Plt Kepala Dinas Kependudukan dan Pencatatan Sipil (Dispendukcapil) Kabupaten Malang Sirath Aziez saat ditemui awak media di salah satu hotel di Kota Malang, Senin (14/9/2020). (Foto: Tubagus Achmad/MalangTimes)
Plt Kepala Dinas Kependudukan dan Pencatatan Sipil (Dispendukcapil) Kabupaten Malang Sirath Aziez saat ditemui awak media di salah satu hotel di Kota Malang, Senin (14/9/2020). (Foto: Tubagus Achmad/MalangTimes)

MALANGTIMES - Pelaksana Tugas (Plt) Kepala Dinas Kependudukan dan Pencatatan Sipil (Dispendukcapil) Kabupaten Malang Sirath Aziez mengatakan seluruh masyarakat Kabupaten Malang yang telah cukup umur hampir 100 persen telah memiliki KTP. 

"Kalau kepemilikan KTP (warga Kabupaten Malang, red) sudah 99,8 persen. Jadi, sudah hampir semua memiliki," ujarnya ketika ditemui awak media beberapa waktu lalu.

Baca Juga : Launching KAKIKU BARU, Sinergi Dispendukcapil dengan Kemenag Kabupaten Malang

Sirath menuturkan bahwa dari persentase 99,8 persen tersebut, semuanya telah memiliki KTP elektronik (e-KTP). Hanya  terdapat 0,2 persen warga yang belum memiliki e-KTP yang didominasi anak usia remaja yang baru saja menginjak usia 17 tahun. "Sekarang yang kami layani terkait dengan KTP itu pemula yang baru masuk usia 17 tahun," ungkapnya.

Pelayanan pun terus ditingkatkan. Sebab, dalam pengurusan e-KTP baru bagi pemula,  ada beberapa tahapan administrasi yang harus dilakukan. Hal itu merupakan SOP (standard operational procedure) yang wajib dilakukan bagi pemula yang mengajukan pembuatan e-KTP baru.

"Terkait dengan pemula, orang yang baru masuk usia 17,  dia harus melakukan perekaman. Dia harus mengajukan untuk pencetakan dan lain sebagainya," jelas Sirath.

Maka dari itu, pelayanan yang diberikan oleh Dispendukcapil Kabupaten Malang untuk saat ini terbagi dalam dua hal jenis pelayanan. "Jadi, yang kami layani sekarang itu bisa saja layanan baru, bisa saja yang cetak," ujarnya.

Yang dimaksud dengan jenis pelayanan baru yakni pembuatan e-KTP bagi para pemula yang sebelumnya belum pernah melakukan perekaman data untuk pembuatan e-KTP. Sedangkan pelayanan cetak diperuntukkan bagi masyarakat yang memiliki e-KTP tetapi kondisinya sudah tidak layak. "Kemudian mereka yang hilang KTP-nya, rusak KTP-nya, dan lain sebagainya.
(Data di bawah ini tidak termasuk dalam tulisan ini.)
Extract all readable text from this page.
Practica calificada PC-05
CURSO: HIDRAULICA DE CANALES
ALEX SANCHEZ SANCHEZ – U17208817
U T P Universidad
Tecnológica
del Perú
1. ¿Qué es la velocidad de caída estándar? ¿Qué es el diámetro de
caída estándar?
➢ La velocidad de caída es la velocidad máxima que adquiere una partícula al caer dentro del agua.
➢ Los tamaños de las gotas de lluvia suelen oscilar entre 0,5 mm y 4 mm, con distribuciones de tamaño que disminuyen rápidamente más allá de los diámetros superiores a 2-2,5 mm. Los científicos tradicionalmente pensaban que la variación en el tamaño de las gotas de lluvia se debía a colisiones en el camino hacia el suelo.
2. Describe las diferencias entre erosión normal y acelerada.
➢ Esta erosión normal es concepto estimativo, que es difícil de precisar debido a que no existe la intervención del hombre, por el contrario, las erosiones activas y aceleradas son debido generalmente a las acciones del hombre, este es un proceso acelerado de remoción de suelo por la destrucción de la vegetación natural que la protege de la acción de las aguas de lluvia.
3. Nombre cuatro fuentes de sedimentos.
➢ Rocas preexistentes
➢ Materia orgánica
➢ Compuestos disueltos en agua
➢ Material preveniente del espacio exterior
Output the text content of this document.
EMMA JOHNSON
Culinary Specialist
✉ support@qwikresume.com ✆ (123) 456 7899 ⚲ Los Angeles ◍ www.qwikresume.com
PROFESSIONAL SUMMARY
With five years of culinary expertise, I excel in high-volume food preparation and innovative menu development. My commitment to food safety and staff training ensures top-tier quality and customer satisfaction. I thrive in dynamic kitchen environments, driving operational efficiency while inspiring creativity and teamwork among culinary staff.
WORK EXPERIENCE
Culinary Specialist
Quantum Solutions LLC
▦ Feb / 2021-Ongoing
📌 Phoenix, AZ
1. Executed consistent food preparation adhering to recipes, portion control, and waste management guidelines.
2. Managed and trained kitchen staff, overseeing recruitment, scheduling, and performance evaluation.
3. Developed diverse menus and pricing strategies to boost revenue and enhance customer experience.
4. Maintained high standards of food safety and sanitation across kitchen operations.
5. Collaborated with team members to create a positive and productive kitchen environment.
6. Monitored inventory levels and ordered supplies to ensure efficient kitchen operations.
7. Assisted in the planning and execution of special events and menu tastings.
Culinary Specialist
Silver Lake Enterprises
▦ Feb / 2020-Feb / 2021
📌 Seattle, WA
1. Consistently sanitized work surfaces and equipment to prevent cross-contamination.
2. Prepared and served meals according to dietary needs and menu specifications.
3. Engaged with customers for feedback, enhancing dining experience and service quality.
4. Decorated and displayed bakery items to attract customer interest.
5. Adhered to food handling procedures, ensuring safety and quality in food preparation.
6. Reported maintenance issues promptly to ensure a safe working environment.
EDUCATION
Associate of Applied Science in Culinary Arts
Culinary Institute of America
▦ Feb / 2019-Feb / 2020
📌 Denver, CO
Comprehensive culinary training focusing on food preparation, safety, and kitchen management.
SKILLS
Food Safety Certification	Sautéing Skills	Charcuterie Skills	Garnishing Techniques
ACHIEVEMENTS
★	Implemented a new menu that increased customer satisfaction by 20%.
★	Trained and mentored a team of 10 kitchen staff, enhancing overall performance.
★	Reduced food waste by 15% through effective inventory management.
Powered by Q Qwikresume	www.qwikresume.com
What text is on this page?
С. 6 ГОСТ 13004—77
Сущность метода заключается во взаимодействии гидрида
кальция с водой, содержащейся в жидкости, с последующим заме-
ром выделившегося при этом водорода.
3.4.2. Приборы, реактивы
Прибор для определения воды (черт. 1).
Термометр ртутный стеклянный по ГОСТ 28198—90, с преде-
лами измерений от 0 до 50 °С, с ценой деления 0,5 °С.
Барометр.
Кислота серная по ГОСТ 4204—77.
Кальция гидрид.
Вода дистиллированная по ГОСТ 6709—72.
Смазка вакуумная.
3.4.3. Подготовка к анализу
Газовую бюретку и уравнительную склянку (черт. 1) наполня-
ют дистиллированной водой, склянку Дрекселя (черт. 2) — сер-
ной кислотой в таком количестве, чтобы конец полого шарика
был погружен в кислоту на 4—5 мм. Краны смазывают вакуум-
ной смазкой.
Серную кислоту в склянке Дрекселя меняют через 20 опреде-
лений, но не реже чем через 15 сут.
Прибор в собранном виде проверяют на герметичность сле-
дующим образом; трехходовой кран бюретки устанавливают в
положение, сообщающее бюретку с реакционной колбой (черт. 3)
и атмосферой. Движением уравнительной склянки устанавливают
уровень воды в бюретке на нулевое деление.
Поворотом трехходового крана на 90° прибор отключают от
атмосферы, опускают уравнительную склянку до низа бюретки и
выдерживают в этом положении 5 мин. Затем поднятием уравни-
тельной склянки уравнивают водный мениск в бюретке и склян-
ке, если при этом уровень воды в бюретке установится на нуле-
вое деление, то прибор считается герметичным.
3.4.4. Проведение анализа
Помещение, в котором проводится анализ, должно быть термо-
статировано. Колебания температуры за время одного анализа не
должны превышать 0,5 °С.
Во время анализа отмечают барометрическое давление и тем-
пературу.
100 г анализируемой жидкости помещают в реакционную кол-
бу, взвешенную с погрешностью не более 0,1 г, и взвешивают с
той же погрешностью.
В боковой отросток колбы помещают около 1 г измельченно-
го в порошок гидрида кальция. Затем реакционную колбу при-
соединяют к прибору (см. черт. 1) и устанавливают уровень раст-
Itu kami layani," katanya.

Sementara itu, terdapat beberapa inovasi program dari Dispendukcapil Kabupaten Malang yang melakukan kerja sama dengan beberapa instansi yang ada di Kabupaten Malang untuk mempercepat pelayanan publik. Salah satunya yang terbaru adalah KAKIKU BARU (KK, KTP, Identitasku Baru, red). 

Terkait ini,  Dispendukcapil Kabupaten Malang bekerja sama dengan Kantot Kementerian Agama (Kemenag) Kabupaten Malang untuk melakukan pengurusan identitas bagi masyarakat yang baru saja melakukan pernikahan.

Baca Juga : Tahapan Pendaftaran PNS Dimulai lagi, Malang akan Diserbu 4.000 Peserta Seleksi

"Nanti yang dilakukan oleh teman-teman dari KUA (Kantor Urusan Agama). Kemudian dilakukan proses upload untuk pendaftarannya dan kami proses di dinas," jelas Sirath.

Melalui proses mekanisme dan tahapan yang telah disepakati oleh Dispendukcapil dengan Kemenag Kabupaten Malang, pasangan yang baru saja menikah untuk status di kartu jeluarganya dapat berubah yang dilakukan pencetakan di KUA setempat.

"Sementara untuk KTP-nya itu nanti kami cetak di dinas, kamk kirim ke kecamatan. Nanti teman-teman kecamatan kami minta menyerahkan KTP itu tadi," terang Sirath.

Hal itu merupakan salah satu upaya inovasi program di Dispendukcapil Kabupaten Malang untuk memberikan pelayanan kepada masyarakat yang cepat, tepat dan aman. Sehingga masyarakat tidak perlu repot dalam urusan yang berkaitan dengan administrasi kependudukan.